AFRL officials are considering first teaming manned F-16’s with unmanned versions, but must first run through case studies before making the move official, according to Cooley.

“That’s a terrific idea, but we have to look at that from a business case analysis. Some of the challenges would be around pulling those out, making them flightworthy and then having to sustain those. It is going to take some time to build up the trust level with any aircraft that we do this with,” Cooley said.

Tim Grayson, director of DARPA’s strategic technology office, said Distributed Battle Management would allow the warfighters the ability to bring together autonomous systems with manned aircraft seamlessly.

“What we’re trying to do at DARPA right is what we’ve coined ‘mosaic warfare.’ This is our vision of where a warfighter can show up in a combat situation and have any number of different piece parts, whether manned or unmanned, that he or she can put together into a force package and execute almost on the fly,” Grayson said.

Birkey reiterated at the event that a move to more unmanned aircraft could save costs for the Air Force and allow outdated aircraft to be made autonomous and then put in reserves for attrition purposes, rather than retiring whole fleets.

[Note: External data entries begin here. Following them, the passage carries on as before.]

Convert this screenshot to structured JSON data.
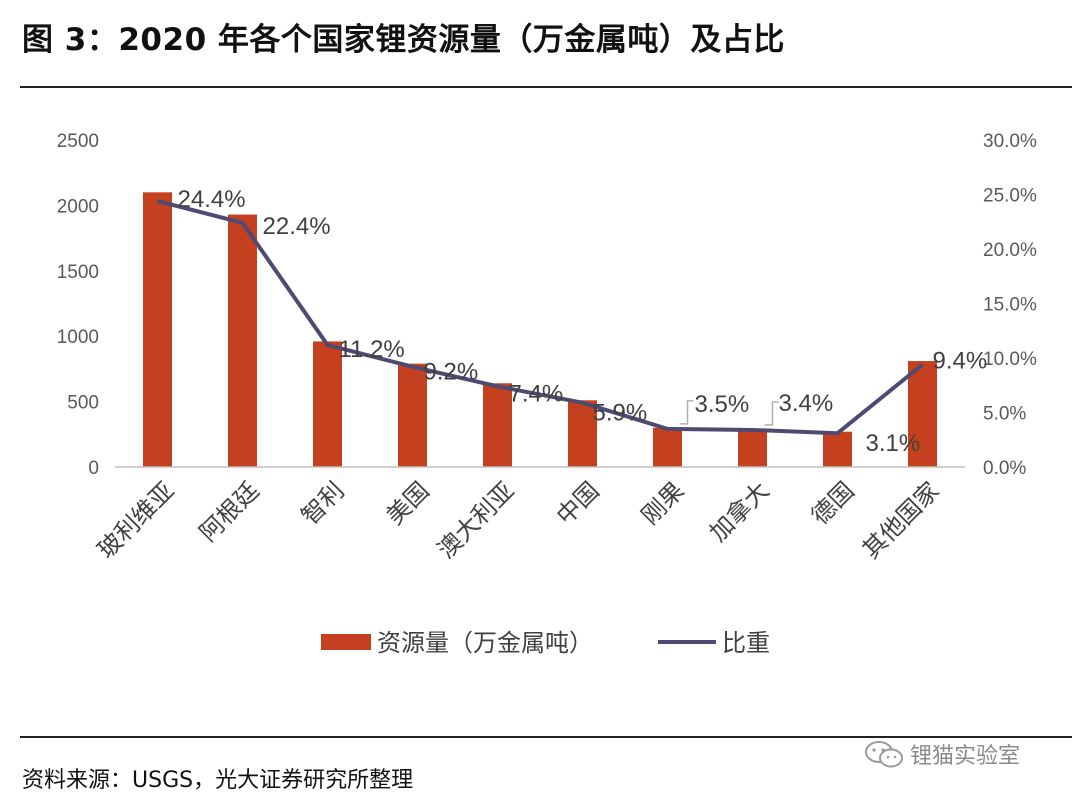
{
  "title": "图 3：2020 年各个国家锂资源量（万金属吨）及占比",
  "source": "资料来源：USGS，光大证券研究所整理",
  "watermark": "锂猫实验室",
  "colors": {
    "bar": "#c5401f",
    "line": "#4e4a72",
    "axis": "#bfbfbf",
    "tick": "#595959"
  },
  "chart_data": {
    "type": "bar+line",
    "title": "",
    "categories": [
      "玻利维亚",
      "阿根廷",
      "智利",
      "美国",
      "澳大利亚",
      "中国",
      "刚果",
      "加拿大",
      "德国",
      "其他国家"
    ],
    "series": [
      {
        "name": "资源量（万金属吨）",
        "type": "bar",
        "axis": "left",
        "values": [
          2100,
          1930,
          960,
          790,
          640,
          510,
          300,
          290,
          270,
          810
        ]
      },
      {
        "name": "比重",
        "type": "line",
        "axis": "right",
        "values": [
          24.4,
          22.4,
          11.2,
          9.2,
          7.4,
          5.9,
          3.5,
          3.4,
          3.1,
          9.4
        ],
        "labels": [
          "24.4%",
          "22.4%",
          "11.2%",
          "9.2%",
          "7.4%",
          "5.9%",
          "3.5%",
          "3.4%",
          "3.1%",
          "9.4%"
        ]
      }
    ],
    "y_left": {
      "ylim": [
        0,
        2500
      ],
      "ticks": [
        "0",
        "500",
        "1000",
        "1500",
        "2000",
        "2500"
      ]
    },
    "y_right": {
      "ylim": [
        0,
        30
      ],
      "ticks": [
        "0.0%",
        "5.0%",
        "10.0%",
        "15.0%",
        "20.0%",
        "25.0%",
        "30.0%"
      ]
    },
    "legend": {
      "position": "bottom",
      "entries": [
        "资源量（万金属吨）",
        "比重"
      ]
    },
    "grid": false
  }
}
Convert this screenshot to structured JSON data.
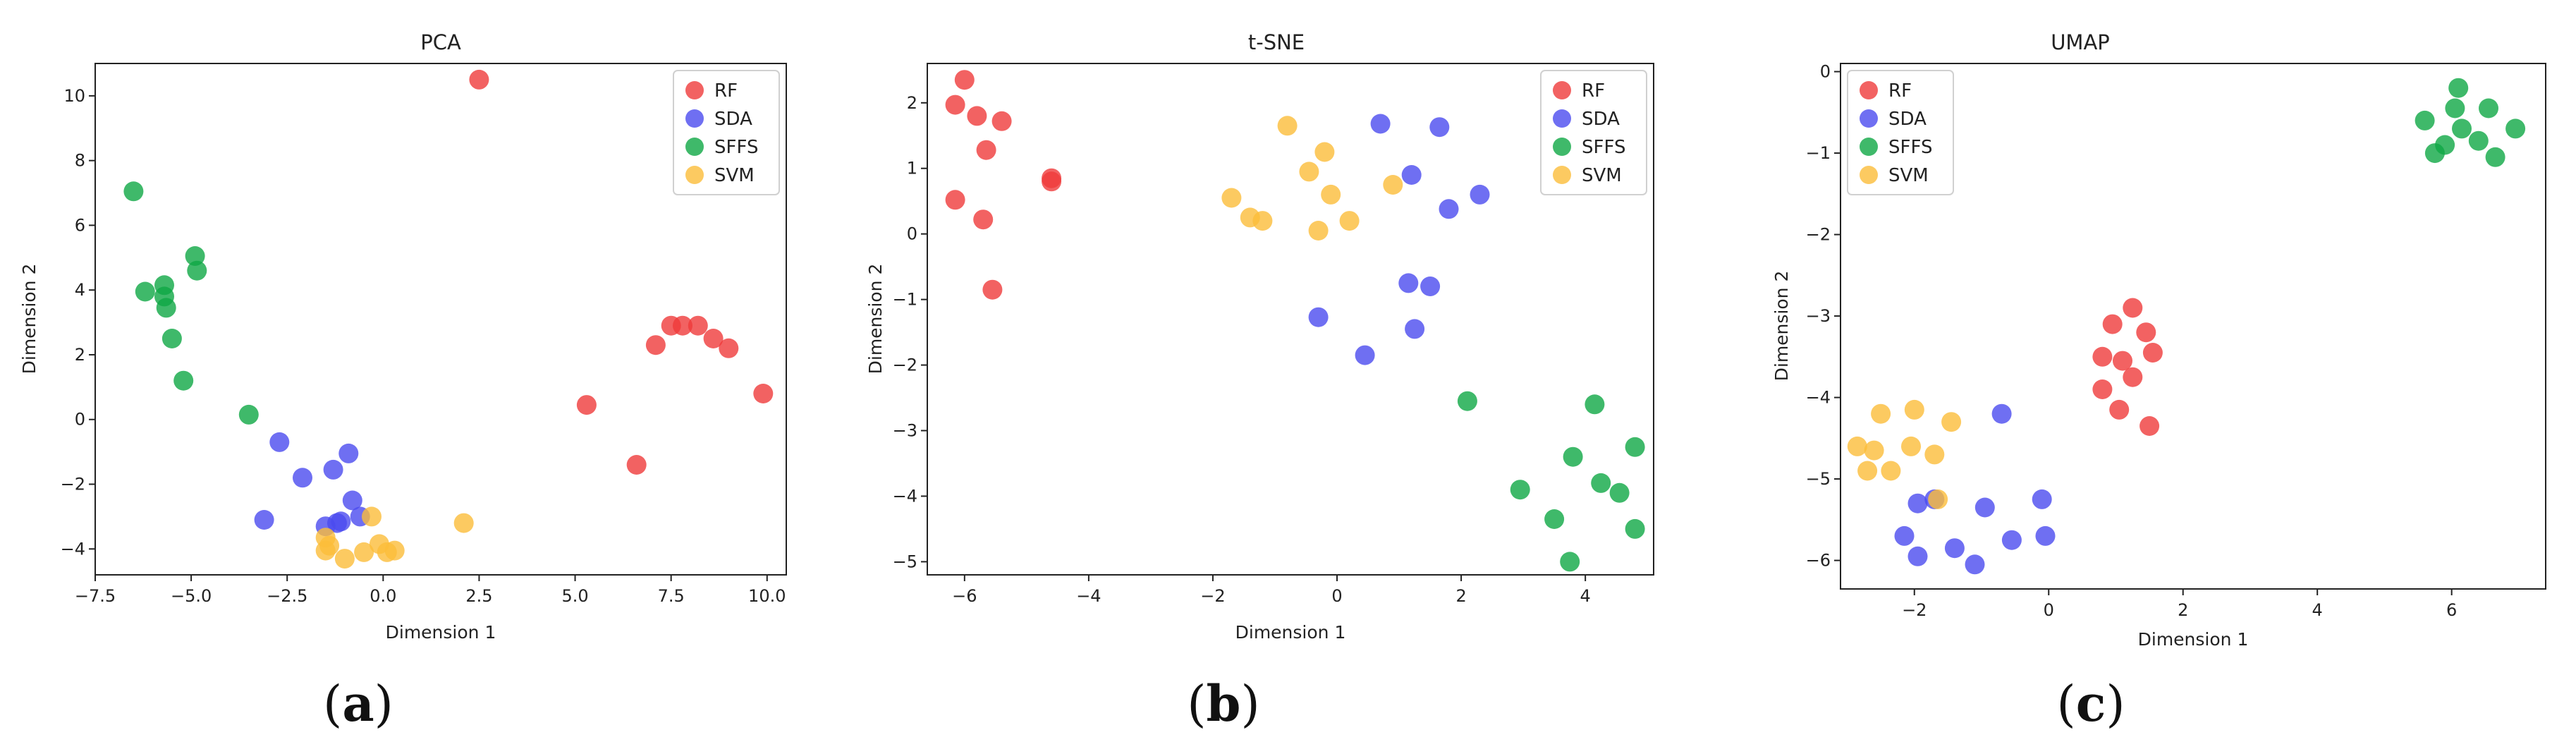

“With your frontline manned assets, before they’re wholly retired they would go to this unmanned status. And then they would still be very useful. We’re going to retire B-1’s, theoretically, in the 2030’s, and we all know we need more range and payload in the Air Force. Why are we going to get rid of jets that are already bought and paid for when we could revert them to this unmanned status. Then you’d have this bench capability that is costing you a whole lot,” Birkey said.